Oh No, It’s Race Day!
My nerves calmed a bit after doing warm-up runs on our way to the start line. My boss offered to do a 10-1 (10-minute run, 1-minute walk) or a 4-1 (4-min run, 1-min walk) so we could run the course together and to maintain a steady pace to the finish line. The 10-1 interval sounded pretty doable so I agreed to it. It seemed like my boss really wanted to have a running buddy. Or babysit me.
As we waited for the gun start, I prayed to shake off my worries (menstrual cramps, dizziness, vomiting and collapsing during or after the race), for improved times and injury-free finishes for me and my three other teammates. Of course, I dedicated this run to the Lord.
At exactly 5:30, the first wave of runners started off. A minute or two later, my boss and I crossed the start line.
The first 5 kilometers was already draining my energy. My boss, who was running alongside me, followed my pace, told me when to run, when to walk, how far we had covered, how many meters more to the finish, bashed posers, I mean, other runners, and regularly reminded me to hydrate. Many times I insisted that he run ahead of me so he could have a better finish time and I could start my walk to the finish line. His reply was the same for the entire 10-kilometer distance, “Sige lang.”
My pace started to go really slow on the 7th kilometer and worsened on the 9th. I shifted to 4-1 from 10-1 in the final kilometer but even with that interval I couldn’t continue running for 4 minutes straight. The sun had come up and the heat was starting to get to me. The last kilometer to the finish was agonizing, or maybe it was just my mind playing tricks on me, because it felt like I was going to throw up after two sips of water from the drinking station.

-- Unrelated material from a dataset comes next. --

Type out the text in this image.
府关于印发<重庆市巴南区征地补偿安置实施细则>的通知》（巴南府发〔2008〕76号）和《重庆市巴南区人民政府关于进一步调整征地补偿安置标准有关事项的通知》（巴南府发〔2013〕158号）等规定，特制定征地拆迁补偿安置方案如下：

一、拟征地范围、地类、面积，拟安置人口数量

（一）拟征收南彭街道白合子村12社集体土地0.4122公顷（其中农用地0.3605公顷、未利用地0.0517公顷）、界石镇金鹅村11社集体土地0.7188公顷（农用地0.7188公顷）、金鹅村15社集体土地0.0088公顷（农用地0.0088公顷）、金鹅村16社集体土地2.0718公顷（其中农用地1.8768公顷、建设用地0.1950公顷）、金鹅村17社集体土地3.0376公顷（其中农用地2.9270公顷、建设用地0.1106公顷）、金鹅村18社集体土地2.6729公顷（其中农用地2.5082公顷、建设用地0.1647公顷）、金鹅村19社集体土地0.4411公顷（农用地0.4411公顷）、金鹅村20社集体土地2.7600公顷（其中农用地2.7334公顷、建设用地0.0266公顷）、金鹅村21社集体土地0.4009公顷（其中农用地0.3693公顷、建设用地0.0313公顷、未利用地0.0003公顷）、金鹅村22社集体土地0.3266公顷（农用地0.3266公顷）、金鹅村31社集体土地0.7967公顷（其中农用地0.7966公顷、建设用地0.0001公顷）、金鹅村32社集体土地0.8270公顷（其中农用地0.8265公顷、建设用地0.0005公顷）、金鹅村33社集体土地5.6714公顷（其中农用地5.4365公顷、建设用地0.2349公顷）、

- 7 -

My boss (and now running coach) was running ahead of me by about 5 meters by this time and when he noticed I was too far behind, walking, he slowed down and waited for me to catch up. Then he said, 300 meters na lang, ‘Day. So I pushed myself, thought that should I pass out, there were lots of ambulances/medics at the finish line ready to attend to me. I finished the race running, though not as strong. I didn’t vomit (like in my last 10K in 2011) nor felt dizzy. This time, my heart was pounding with joy and relief and not with anxiety. And I was more than thankful to the Lord for that.
All I needed was to trust God. Not one of the symptoms I was worried about surfaced during the race, even the gas pain that had been bothering me since Tuesday was surprisingly gone. The best and the sweetest thing about the race was my boss staying by my side all throughout the race, through walking, slow running and very slow running, through 10-1 and 4-1 intervals. Whether his purpose was to really have a [very] easy run or he was concerned that something might happen to me, I cannot tell. To me, it was God’s way of assuring me that He was with me as I ran, that I should not fear nor quit. By God’s grace, through my boss, I finished the race way faster than my expected time, worse than my personal record but absolutely better than what I thought I could deliver.